Sa sempre come sminuirmi in un microsecondo. Stringo la forchetta fra le dita e mi mordo la lingua. Tanto per lei sarò sempre un gradino sotto Amélie, non vale nemmeno la pena arrabbiarsi o sforzarsi di andarle a genio.
«Volevo avvisarti che nel primo pomeriggio partirò per raggiungere tuo padre in Germania, torneremo tra una settimana. Amélie è in vacanza con Lionel, dunque rimarrai sola.»
«Che novità!» vorrei esclamare, ma non so con quale autocontrollo riesco a mordermi la lingua, di nuovo.
Per fortuna a interrompere questa colazione idilliaca è la signora Rousseaux, il capo delle domestiche. È una donna austera, rigida e ai livelli di freddezza di mia madre. Anche i tratti del suo volto sono spigolosi, tirati, e gli occhi sono taglienti e cristallini. Non l'ho mai vista sorridere, e insieme a Pierre e alla Viscogliesi lavora con i miei genitori da anni, quindi è un bel record.
«Signora Leroy, la signorina Courtney e la signorina Chantal sono arrivate, le ho fatte accomodare in salone, vi attendono» ci riferisce, dopo aver chiesto il permesso di interromperci. Mia madre la ringrazia e la congeda, la signora Rousseaux gira sui tacchi e scompare in corridoio.
«Ci vediamo tra una settimana, allora. Mi raccomando, Cheyenne, comportati a dovere, e ricorda che ho orecchie dovunque.» Con queste parole lascia il tovagliolo che aveva poggiato sulle gambe nel piatto e si alza. Mi rivolge un sorriso di convenienza e se ne va, lasciandomi in sala da pranzo a fissare la sedia vuota di fronte a me. Ogni volta che mi rendo conto che fra noi non c'è contatto, il mio cuore si spezza. Ormai ci sono così abituata che quasi non fa più male. Quasi. Non mi ha mai rivolto una parola d'affetto né mi ha mai gratificata. Faccio un sospiro e rimugino sul nostro rapporto, finché Lauren non irrompe nella stanza.
«Ehi, Cheyenne, va tutto bene? Sei pronta?» mi osserva preoccupata, così le rivolgo il migliore dei miei sorrisi di circostanza.
«Certo, possiamo andare.»
Mi alzo, Lauren mette a posto le sedie ancor prima che io possa pensarlo, poi mi sorride di nuovo con quella dolcezza che le appartiene in modo esclusivo.
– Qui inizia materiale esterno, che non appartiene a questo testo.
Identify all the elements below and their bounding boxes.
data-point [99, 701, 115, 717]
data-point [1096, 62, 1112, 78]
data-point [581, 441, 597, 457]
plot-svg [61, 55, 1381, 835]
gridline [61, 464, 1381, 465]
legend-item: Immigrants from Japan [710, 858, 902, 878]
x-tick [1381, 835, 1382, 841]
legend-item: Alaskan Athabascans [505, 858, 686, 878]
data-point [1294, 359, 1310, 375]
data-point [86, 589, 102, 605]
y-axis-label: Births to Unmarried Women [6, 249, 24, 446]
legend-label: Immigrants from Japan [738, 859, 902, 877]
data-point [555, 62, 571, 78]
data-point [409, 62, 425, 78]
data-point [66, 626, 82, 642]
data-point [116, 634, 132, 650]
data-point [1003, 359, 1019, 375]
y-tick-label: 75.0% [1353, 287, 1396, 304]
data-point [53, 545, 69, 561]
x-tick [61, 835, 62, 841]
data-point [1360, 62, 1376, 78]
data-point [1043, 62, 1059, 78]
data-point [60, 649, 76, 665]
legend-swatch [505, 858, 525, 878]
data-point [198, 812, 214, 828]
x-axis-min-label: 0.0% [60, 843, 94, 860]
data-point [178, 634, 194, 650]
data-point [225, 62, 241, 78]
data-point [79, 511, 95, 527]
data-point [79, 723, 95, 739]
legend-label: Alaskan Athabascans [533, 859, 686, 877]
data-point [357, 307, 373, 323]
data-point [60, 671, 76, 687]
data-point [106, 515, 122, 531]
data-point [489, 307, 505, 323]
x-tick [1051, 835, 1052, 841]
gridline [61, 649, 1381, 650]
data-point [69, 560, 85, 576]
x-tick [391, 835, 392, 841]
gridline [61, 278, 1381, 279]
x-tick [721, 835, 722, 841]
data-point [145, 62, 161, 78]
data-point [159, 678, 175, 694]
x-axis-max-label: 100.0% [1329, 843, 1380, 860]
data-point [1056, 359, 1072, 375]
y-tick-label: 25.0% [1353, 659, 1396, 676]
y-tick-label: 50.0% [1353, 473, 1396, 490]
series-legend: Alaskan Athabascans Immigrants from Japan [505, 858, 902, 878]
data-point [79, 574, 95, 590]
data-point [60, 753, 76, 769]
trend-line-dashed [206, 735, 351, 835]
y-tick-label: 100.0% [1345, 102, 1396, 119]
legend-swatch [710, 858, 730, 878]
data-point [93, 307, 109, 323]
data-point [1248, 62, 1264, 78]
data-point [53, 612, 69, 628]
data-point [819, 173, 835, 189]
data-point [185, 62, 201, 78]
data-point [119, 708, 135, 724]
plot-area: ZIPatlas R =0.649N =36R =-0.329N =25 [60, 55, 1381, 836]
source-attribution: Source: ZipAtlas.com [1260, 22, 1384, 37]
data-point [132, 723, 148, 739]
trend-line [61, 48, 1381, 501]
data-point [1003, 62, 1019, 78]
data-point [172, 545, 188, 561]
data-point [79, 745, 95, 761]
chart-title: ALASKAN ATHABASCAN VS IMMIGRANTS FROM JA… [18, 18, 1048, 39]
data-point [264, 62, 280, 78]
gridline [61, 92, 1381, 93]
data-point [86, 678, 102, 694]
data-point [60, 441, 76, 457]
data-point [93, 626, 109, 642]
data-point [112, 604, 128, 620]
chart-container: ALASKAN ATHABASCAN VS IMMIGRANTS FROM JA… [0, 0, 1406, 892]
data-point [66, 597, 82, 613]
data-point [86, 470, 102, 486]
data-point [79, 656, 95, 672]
«Grazie davvero per quello che fai per me, io non sarei così altruista da sopportare un'intera mattinata ogni settimana in compagnia delle due arpie» le dico con voce atona, con tutta la serietà del mondo, ma come al solito lei la prende con leggerezza e ride.
«Lo faccio perché ti voglio bene, e so che ne vale la pena, in fondo mi diverto.»
«Anch'io, da pazzi, evviva!» esclamo con finto entusiasmo, Lauren ride e mi dà una leggera spinta.
«Sorridi, Cheyenne, c'è tempo per essere tristi, e di sicuro ci sono motivi ben peggiori di questo!»
Già, almeno su una cosa ha ragione. Di sicuro ci sono motivi ben peggiori di questo.